Endocrine Abstracts (2017) 49 EP85 | DOI: 10.1530/endoabs.49.EP85

'Record-breaking hyponatraemia' with Addison's disease

Irfan Khan & Elizabeth Cheyne


Southmead Hospital, Bristol, UK.


Addisons disease is a rare but potentially life threatening endocrine disorder. It is well-known for disguising as a variety of presentations before diagnosis. Here we present a case report of Addison’s disease presenting with very severe hyponatraemia. A 35 year old lady was admitted with lethargy, low mood, weight loss and feeling generally unwell for the last 3 months. Six weeks prior to her admission, her GP arranged some routine investigations including U&E which were normal with a Na of 137. He later prescribed her Mirtazapine for her low mood and anxiety which she took for 4 days. This made her feel more unwell and triggered the hospital admission. She looked tanned but there was no buccal or palmar pigmentation. She was alert with normal cognition.
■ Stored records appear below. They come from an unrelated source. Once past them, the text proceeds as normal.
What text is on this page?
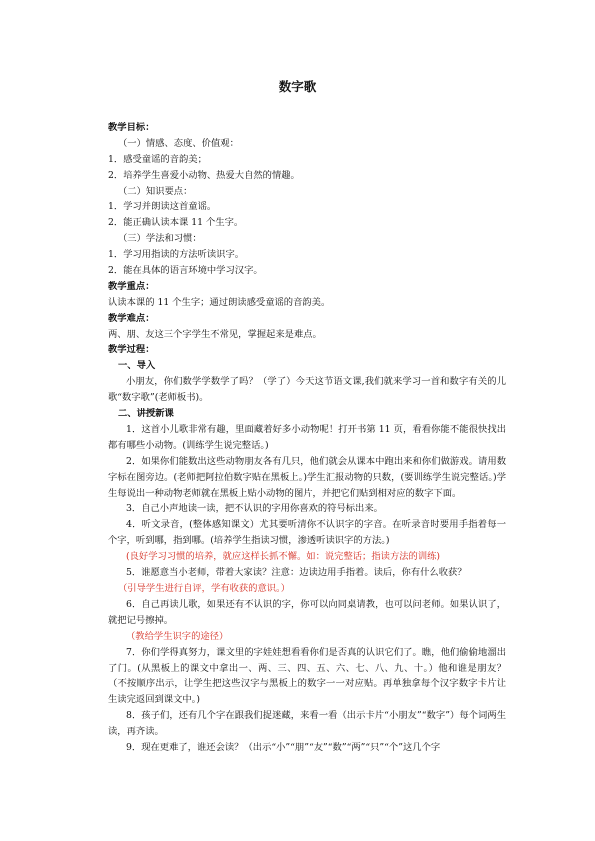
数字歌
教学目标：
（一）情感、态度、价值观：
1．感受童谣的音韵美；
2．培养学生喜爱小动物、热爱大自然的情趣。
（二）知识要点：
1．学习并朗读这首童谣。
2．能正确认读本课 11 个生字。
（三）学法和习惯：
1．学习用指读的方法听读识字。
2．能在具体的语言环境中学习汉字。
教学重点：
认读本课的 11 个生字；通过朗读感受童谣的音韵美。
教学难点：
两、朋、友这三个字学生不常见，掌握起来是难点。
教学过程：
一、导入
小朋友，你们数学学数学了吗？（学了）今天这节语文课,我们就来学习一首和数字有关的儿歌“数字歌”(老师板书)。
二、讲授新课
1．这首小儿歌非常有趣，里面藏着好多小动物呢！打开书第 11 页，看看你能不能很快找出都有哪些小动物。(训练学生说完整话。)
2．如果你们能数出这些动物朋友各有几只，他们就会从课本中跑出来和你们做游戏。请用数字标在图旁边。(老师把阿拉伯数字贴在黑板上。)学生汇报动物的只数，(要训练学生说完整话。)学生每说出一种动物老师就在黑板上贴小动物的图片，并把它们贴到相对应的数字下面。
3．自己小声地读一读，把不认识的字用你喜欢的符号标出来。
4．听文录音，(整体感知课文）尤其要听清你不认识字的字音。在听录音时要用手指着每一个字，听到哪，指到哪。(培养学生指读习惯，渗透听读识字的方法。)
(良好学习习惯的培养，就应这样长抓不懈。如：说完整话；指读方法的训练)
5．谁愿意当小老师，带着大家读？注意：边读边用手指着。读后，你有什么收获？
（引导学生进行自评，学有收获的意识。）
6．自己再读儿歌，如果还有不认识的字，你可以向同桌请教，也可以问老师。如果认识了，就把记号擦掉。
（教给学生识字的途径）
7．你们学得真努力，课文里的字娃娃想看看你们是否真的认识它们了。瞧，他们偷偷地溜出了门。(从黑板上的课文中拿出一、两、三、四、五、六、七、八、九、十。）他和谁是朋友？（不按顺序出示，让学生把这些汉字与黑板上的数字一一对应贴。再单独拿每个汉字数字卡片让生读完返回到课文中。)
8．孩子们，还有几个字在跟我们捉迷藏，来看一看（出示卡片“小朋友”“数字”）每个词两生读，再齐读。
9．现在更难了，谁还会读？（出示“小”“朋”“友”“数”“两”“只”“个”这几个字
Admission blood results showed a plasma Sodium of 94 mmol/l, K 5.7 and normal urea/creatinine. Further investigations showed: Serum Osmolality 252, Urine osmolality 192, Urine Na 27, TSH 3.2 and random cortisol 290. She was monitored on ITU and was given normal saline and IV Hydrocortisone for a presumed diagnosis of Addison’s disease. Her Sodium level slowly came up to 114 and then to 118 over the next few days. The short synacthen test showed a flat response with the following Cortisol values: 0 min 240, 30 min 242 and 60 min 260. She denied taking exogenous steroids in any form. Later her ACTH came back very high (>2000) with positive anti-adrenal antibodies confirming primary adrenal insufficiency. The Renin/Aldosterone results are still awaited. She transiently developed behavioral disturbance with strange affect raising the suspicion of osmotic demyelination. Fortunately this resolved with reducing the dose of Hydrocortisone suggesting ’steroid psychosis’ as cause of the behavioral symptoms. The sodium level stabilized in the low 120’s but increased further slowly with addition of Fludrocortisone.

This case demonstrates the unusual presentation of Addisons disease with very severe hyponatraemia with surprisingly few neurological signs or symptoms. It also highlights theproblem of antidepressants potentially exacerbating hyponatraemia in these patients.